Pourquoi et comment contractualiser en Agile

POURQUOI LES ENTREPRISES PEINENT A CONTRACTUALISER EN AGILE ?

Idées reçues et changement de mindset pour réussir - Article publié le 15 Mars 2019

Aujourd’hui encore, 90% des projets informatiques sont gérés en méthode traditionnelle. En effet, il est plus sécurisant pour un grand groupe de penser, de sécuriser, de planifier exhaustivement toutes les composantes futures d’un projet de développement plutôt que de s’en remettre à ce qu’on appelle : la contractualisation agile. Mais de nombreuses idées reçues demeurent et bloquent l’émergence plus rapide d’une culture Agile. Cet article vise donc à rappeler l’état d’esprit nécessaire à une bonne contractualisation Agile.

xEn effet, contractualiser en Agile suppose une acceptation préalable du fait que le périmètre ne sera pas complétement spécifié, et surtout qu’il va évoluer en cours de projet.
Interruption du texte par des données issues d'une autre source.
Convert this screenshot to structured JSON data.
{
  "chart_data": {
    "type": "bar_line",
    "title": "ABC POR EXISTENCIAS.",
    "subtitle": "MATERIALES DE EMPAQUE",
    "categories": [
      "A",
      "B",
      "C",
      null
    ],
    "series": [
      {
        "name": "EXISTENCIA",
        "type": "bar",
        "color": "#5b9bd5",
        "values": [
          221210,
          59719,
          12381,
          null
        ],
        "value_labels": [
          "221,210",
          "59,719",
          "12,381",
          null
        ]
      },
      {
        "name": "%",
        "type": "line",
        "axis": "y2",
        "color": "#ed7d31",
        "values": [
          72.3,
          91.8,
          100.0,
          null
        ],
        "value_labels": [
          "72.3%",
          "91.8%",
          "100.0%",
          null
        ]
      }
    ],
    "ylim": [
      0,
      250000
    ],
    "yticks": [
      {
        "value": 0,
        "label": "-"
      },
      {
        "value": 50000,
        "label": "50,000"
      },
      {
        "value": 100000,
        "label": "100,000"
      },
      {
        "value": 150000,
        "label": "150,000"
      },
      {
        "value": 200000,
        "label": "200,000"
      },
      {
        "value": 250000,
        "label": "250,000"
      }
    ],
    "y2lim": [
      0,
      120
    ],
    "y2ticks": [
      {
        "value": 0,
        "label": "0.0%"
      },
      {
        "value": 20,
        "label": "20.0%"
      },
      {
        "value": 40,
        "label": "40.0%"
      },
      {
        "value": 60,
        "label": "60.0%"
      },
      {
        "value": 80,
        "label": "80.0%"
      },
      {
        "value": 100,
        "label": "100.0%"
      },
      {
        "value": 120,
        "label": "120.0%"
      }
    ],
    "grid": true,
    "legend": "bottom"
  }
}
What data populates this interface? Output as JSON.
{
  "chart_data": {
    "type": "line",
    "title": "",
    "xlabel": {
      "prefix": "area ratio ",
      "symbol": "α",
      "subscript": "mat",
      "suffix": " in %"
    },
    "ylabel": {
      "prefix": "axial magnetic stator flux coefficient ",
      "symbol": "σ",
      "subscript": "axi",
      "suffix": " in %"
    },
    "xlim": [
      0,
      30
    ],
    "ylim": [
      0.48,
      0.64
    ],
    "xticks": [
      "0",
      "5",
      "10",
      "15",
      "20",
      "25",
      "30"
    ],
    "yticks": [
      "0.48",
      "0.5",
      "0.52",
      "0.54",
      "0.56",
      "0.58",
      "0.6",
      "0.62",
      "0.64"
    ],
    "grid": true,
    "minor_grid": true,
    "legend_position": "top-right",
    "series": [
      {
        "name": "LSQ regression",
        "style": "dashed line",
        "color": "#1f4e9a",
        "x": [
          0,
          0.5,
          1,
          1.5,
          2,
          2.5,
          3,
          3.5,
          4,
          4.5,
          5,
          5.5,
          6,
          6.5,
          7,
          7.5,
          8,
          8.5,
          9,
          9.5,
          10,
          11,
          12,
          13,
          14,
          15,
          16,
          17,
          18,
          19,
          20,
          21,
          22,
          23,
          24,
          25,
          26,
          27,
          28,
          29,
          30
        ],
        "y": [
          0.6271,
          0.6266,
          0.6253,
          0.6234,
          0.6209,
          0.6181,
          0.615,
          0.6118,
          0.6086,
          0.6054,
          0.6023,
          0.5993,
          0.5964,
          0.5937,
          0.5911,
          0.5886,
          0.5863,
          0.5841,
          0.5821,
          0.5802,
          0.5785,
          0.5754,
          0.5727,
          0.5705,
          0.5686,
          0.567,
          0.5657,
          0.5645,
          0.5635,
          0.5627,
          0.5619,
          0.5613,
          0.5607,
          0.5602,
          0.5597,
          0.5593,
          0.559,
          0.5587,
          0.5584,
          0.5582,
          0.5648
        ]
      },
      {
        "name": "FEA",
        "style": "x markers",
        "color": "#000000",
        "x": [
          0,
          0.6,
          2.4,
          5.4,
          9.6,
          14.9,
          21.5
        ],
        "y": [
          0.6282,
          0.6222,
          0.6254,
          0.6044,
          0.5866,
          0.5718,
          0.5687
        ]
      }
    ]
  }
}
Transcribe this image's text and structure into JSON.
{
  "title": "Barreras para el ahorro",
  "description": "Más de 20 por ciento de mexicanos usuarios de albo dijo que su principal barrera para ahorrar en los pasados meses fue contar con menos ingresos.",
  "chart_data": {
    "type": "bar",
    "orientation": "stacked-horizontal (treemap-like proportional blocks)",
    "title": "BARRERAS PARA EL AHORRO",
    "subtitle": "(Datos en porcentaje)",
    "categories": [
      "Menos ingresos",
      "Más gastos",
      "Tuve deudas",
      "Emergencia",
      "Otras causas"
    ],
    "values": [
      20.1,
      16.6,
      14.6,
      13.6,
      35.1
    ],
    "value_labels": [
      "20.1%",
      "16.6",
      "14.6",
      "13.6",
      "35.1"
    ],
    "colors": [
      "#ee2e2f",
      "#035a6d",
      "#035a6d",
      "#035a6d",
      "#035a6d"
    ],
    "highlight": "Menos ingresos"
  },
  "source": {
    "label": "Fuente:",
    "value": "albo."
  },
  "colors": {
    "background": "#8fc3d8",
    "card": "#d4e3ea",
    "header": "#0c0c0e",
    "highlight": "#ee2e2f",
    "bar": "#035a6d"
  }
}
En effet, en management Agile, souvent adossé à l’application des méthodes SCRUM, les livrables ne seront définis qu’au début de chaque sprint. En méthode classique, tout est fixé à l’avance : le périmètre, le coût, les jalons, etc… Sauf qu’entre le moment où on initie le cahier des charges et le moment où il est prêt à être transmis au prestataire, alors le besoin a lui-même évolué…Impossible donc d’être Time To Market.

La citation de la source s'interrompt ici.